- Dynegy and Energy Capital Partners have created a joint venture named Atlas Power, aimed at acquiring 8,731 MW of generating capacity located in the ERCOT, PJM, and ISO-New England markets from French utility Engie SA. The power plants represent Engie's entire fossil fuel portfolio, SNL reports.
- Dynegy and ECP say they have secured financing for the $3.3 billion acquisition, as well as related transaction fees and working capital, with $2.25 billion in committed debt facilities and $1.185 billion in equity commitments from its owners.
- Dynegy will own 65% of the joint venture and will be responsible for day-to-day management and operation. The deal targets $90 million in annual synergies, the companies said.
Dynegy yesterday announced a large investment in natural gas generation, which makes up more than 8,000 MW of the total portfolio being acquired from ENGIE. President and CEO Robert Flexon said the deal continues a transformation of the company begun five years ago, "to build a long term sustainable portfolio in key competitive markets."

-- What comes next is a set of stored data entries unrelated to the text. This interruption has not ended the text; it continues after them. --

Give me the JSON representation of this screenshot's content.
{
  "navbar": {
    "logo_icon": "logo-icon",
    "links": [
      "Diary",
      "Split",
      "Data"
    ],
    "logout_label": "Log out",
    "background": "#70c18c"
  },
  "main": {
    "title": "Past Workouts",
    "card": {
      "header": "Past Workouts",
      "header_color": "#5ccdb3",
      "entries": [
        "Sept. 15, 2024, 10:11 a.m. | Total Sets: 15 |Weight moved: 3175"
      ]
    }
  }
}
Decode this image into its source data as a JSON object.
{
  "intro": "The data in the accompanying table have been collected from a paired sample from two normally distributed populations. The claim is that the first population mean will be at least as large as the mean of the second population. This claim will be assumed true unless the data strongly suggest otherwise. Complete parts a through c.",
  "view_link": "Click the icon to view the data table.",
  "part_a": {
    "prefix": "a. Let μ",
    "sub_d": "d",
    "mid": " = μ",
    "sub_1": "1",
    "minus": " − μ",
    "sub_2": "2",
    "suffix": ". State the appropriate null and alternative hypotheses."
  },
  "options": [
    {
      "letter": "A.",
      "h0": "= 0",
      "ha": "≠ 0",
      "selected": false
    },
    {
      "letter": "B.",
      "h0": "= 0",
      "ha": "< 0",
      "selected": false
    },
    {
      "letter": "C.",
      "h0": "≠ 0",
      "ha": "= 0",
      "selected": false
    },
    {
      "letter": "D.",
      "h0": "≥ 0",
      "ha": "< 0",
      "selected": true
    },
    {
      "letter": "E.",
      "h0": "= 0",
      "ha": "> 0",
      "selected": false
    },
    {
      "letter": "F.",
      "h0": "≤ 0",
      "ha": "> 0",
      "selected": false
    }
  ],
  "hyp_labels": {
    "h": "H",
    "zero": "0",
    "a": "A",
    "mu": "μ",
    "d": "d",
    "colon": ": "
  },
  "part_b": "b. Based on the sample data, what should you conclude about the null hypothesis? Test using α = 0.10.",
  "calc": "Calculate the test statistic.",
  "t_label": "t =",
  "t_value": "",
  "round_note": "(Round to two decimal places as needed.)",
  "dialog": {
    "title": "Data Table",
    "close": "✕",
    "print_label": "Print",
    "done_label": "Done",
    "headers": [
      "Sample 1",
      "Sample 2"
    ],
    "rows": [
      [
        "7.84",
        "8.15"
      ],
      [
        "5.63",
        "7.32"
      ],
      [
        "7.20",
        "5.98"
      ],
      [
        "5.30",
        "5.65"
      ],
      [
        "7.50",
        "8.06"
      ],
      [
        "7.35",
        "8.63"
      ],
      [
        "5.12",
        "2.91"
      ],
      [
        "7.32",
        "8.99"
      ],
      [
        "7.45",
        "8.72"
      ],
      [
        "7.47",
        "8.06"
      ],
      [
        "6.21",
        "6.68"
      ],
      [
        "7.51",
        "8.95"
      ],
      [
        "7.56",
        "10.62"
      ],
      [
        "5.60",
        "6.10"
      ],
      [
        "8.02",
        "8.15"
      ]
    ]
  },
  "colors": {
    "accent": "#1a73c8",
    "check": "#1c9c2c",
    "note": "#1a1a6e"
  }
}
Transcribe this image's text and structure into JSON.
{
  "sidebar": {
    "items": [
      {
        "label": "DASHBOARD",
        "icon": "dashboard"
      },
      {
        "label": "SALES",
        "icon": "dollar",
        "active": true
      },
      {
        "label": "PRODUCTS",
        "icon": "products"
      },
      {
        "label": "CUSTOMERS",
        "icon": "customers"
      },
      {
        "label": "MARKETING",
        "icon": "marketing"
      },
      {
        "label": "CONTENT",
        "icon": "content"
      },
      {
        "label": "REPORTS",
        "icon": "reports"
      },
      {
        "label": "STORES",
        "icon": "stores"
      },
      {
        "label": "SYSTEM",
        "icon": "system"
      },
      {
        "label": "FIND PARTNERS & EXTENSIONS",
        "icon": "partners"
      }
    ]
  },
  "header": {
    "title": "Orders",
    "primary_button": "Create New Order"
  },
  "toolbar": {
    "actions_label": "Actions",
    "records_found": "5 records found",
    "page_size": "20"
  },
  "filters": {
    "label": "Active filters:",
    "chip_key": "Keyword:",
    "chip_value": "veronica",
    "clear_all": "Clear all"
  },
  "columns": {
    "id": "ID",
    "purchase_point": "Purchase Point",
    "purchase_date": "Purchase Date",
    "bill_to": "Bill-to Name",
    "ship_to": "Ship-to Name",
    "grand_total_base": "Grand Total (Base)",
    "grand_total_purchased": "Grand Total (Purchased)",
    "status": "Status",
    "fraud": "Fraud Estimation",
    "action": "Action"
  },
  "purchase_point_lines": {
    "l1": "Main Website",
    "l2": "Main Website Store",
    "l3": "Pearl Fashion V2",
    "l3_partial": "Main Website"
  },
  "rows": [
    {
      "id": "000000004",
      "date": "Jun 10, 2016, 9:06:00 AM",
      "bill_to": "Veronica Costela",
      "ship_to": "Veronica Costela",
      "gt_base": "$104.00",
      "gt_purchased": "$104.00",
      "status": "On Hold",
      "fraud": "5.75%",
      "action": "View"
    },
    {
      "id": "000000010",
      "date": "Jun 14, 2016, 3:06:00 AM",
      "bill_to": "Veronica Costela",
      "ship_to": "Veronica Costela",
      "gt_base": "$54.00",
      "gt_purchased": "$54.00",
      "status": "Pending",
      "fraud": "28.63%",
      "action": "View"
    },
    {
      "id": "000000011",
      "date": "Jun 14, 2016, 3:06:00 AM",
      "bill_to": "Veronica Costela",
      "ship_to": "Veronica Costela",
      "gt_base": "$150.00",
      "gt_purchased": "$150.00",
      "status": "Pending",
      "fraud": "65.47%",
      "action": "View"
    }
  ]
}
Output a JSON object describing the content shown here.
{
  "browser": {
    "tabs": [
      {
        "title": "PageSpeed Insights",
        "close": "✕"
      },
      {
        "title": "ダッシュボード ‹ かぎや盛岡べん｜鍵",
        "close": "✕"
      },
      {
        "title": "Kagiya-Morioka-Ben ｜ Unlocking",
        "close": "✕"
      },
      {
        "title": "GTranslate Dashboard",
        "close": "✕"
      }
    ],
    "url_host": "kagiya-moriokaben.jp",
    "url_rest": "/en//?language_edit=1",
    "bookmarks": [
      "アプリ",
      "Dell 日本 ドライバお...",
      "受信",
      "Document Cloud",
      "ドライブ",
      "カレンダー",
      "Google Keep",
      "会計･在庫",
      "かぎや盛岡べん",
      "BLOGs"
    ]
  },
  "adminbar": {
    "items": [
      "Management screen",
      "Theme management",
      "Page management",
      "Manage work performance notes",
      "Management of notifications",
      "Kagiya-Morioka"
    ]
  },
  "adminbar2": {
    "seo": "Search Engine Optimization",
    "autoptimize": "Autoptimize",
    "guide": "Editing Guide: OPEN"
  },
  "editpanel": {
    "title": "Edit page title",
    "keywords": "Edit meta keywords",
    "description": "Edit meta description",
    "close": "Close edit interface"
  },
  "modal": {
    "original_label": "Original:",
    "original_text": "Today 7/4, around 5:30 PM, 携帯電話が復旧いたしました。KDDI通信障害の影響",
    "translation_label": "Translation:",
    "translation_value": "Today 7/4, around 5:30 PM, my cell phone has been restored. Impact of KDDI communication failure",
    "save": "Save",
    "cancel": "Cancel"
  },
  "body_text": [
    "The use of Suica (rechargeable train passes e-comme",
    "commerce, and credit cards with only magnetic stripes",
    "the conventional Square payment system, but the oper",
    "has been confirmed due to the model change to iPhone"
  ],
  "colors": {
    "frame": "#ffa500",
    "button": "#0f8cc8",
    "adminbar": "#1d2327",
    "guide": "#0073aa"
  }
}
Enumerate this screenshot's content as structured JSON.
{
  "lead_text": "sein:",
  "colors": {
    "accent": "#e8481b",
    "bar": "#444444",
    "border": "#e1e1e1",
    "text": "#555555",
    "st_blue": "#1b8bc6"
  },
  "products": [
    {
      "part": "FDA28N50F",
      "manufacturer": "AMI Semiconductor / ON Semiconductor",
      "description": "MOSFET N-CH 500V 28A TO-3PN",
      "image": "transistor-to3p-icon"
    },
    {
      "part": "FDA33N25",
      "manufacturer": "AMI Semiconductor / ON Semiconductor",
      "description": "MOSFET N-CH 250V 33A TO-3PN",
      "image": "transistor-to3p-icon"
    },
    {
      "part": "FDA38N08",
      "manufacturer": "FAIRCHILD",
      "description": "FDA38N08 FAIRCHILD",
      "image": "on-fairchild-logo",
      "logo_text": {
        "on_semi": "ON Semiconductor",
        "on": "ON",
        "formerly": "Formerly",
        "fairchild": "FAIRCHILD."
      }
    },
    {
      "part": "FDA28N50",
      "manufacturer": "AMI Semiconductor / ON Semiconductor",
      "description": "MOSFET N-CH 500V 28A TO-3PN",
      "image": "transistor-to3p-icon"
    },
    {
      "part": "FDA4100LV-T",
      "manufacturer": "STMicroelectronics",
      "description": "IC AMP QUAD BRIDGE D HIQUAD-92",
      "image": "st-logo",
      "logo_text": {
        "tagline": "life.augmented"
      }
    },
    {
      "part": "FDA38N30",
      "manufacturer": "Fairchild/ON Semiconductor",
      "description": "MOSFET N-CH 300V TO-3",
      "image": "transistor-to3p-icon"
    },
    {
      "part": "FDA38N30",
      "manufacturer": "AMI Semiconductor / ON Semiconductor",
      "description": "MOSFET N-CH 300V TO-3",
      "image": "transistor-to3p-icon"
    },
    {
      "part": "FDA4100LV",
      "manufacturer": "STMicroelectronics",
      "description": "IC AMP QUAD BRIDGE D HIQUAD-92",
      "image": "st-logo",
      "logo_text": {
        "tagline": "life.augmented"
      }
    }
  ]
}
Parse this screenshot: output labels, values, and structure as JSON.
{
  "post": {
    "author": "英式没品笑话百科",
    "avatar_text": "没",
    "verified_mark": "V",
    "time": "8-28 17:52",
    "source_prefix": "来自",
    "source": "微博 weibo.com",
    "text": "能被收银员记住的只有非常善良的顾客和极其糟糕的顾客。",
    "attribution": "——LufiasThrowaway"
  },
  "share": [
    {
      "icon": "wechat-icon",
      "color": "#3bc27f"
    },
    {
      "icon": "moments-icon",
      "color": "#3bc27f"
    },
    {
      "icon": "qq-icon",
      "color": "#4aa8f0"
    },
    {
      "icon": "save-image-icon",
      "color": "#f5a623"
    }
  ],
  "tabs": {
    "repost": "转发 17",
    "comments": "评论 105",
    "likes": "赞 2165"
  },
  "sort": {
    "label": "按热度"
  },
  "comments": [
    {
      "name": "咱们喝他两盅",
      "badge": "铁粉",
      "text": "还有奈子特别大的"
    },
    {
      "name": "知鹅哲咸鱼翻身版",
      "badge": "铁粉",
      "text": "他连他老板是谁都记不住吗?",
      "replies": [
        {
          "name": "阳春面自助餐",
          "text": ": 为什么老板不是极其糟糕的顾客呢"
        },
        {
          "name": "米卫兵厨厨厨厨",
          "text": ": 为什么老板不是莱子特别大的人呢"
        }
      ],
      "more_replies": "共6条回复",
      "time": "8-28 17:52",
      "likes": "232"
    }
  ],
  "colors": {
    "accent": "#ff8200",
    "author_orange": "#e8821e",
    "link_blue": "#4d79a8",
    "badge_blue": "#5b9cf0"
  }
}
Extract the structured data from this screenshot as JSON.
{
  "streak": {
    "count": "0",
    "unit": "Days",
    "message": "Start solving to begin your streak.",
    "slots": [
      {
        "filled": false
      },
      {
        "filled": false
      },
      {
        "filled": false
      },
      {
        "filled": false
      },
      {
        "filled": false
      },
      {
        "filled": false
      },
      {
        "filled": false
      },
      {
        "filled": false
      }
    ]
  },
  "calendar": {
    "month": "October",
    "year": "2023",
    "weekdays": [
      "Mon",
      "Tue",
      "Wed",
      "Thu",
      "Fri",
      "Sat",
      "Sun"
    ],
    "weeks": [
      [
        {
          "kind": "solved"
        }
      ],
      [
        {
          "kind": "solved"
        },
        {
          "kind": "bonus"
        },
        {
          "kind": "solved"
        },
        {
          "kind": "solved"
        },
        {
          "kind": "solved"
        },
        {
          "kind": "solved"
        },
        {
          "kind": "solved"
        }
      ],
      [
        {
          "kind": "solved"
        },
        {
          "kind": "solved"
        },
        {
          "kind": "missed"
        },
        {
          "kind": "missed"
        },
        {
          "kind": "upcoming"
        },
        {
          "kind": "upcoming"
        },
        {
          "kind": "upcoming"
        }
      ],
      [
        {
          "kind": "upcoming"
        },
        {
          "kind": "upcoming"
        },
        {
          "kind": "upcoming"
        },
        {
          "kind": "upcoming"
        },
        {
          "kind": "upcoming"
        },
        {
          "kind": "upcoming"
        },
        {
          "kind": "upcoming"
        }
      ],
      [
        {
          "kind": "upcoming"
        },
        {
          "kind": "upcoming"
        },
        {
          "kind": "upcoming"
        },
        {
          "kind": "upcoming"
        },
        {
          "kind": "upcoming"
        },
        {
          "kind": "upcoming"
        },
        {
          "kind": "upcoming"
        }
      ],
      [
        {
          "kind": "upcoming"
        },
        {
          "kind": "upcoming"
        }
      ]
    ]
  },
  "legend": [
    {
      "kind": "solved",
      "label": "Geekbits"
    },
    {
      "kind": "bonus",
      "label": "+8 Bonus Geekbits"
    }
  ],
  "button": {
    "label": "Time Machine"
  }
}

Flexon called the deal "a compelling value for our shareholders as it is the right assets, in the right markets, at the right price and unlocks considerable synergy value by utilizing our proven integration model and corporate platform."
But at least one analyst is questioning whether it's the right move for the company to unlock value in what is considered a bear market for merchant generators, reports SNL Energy.
SNL Energy points out that the deal expands Dynegy's reach into regulated markets and gives it a 35,000 MW portfolio. Following completion of the deal, 43% of Dynegy's capacity would be in the PJM market, 15% in New England, 18% in the Midwest, and 13% in ERCOT. The company also has smaller amounts of generation in New York and California.
"We think the creative financing structure minimizes debt capital markets risk to the joint venture," said Tyler Reeder, a Partner at Energy Capital. “The joint venture will benefit tremendously from Dynegy’s strong operating capabilities, commercial risk management, and focus on environmental compliance and safety."
The joint venture's financing includes a $1.85 billion secured debt facility provided by Dynegy’s relationship banks, a $400 million junior bridge facility provided by Energy Capital, and $1.185 billion in equity from Dynegy and Energy Capital. Energy Capital will also purchase $150 million in Dynegy common stock at $10.94/share and, upon closing, will own approximately 15 percent of Dynegy.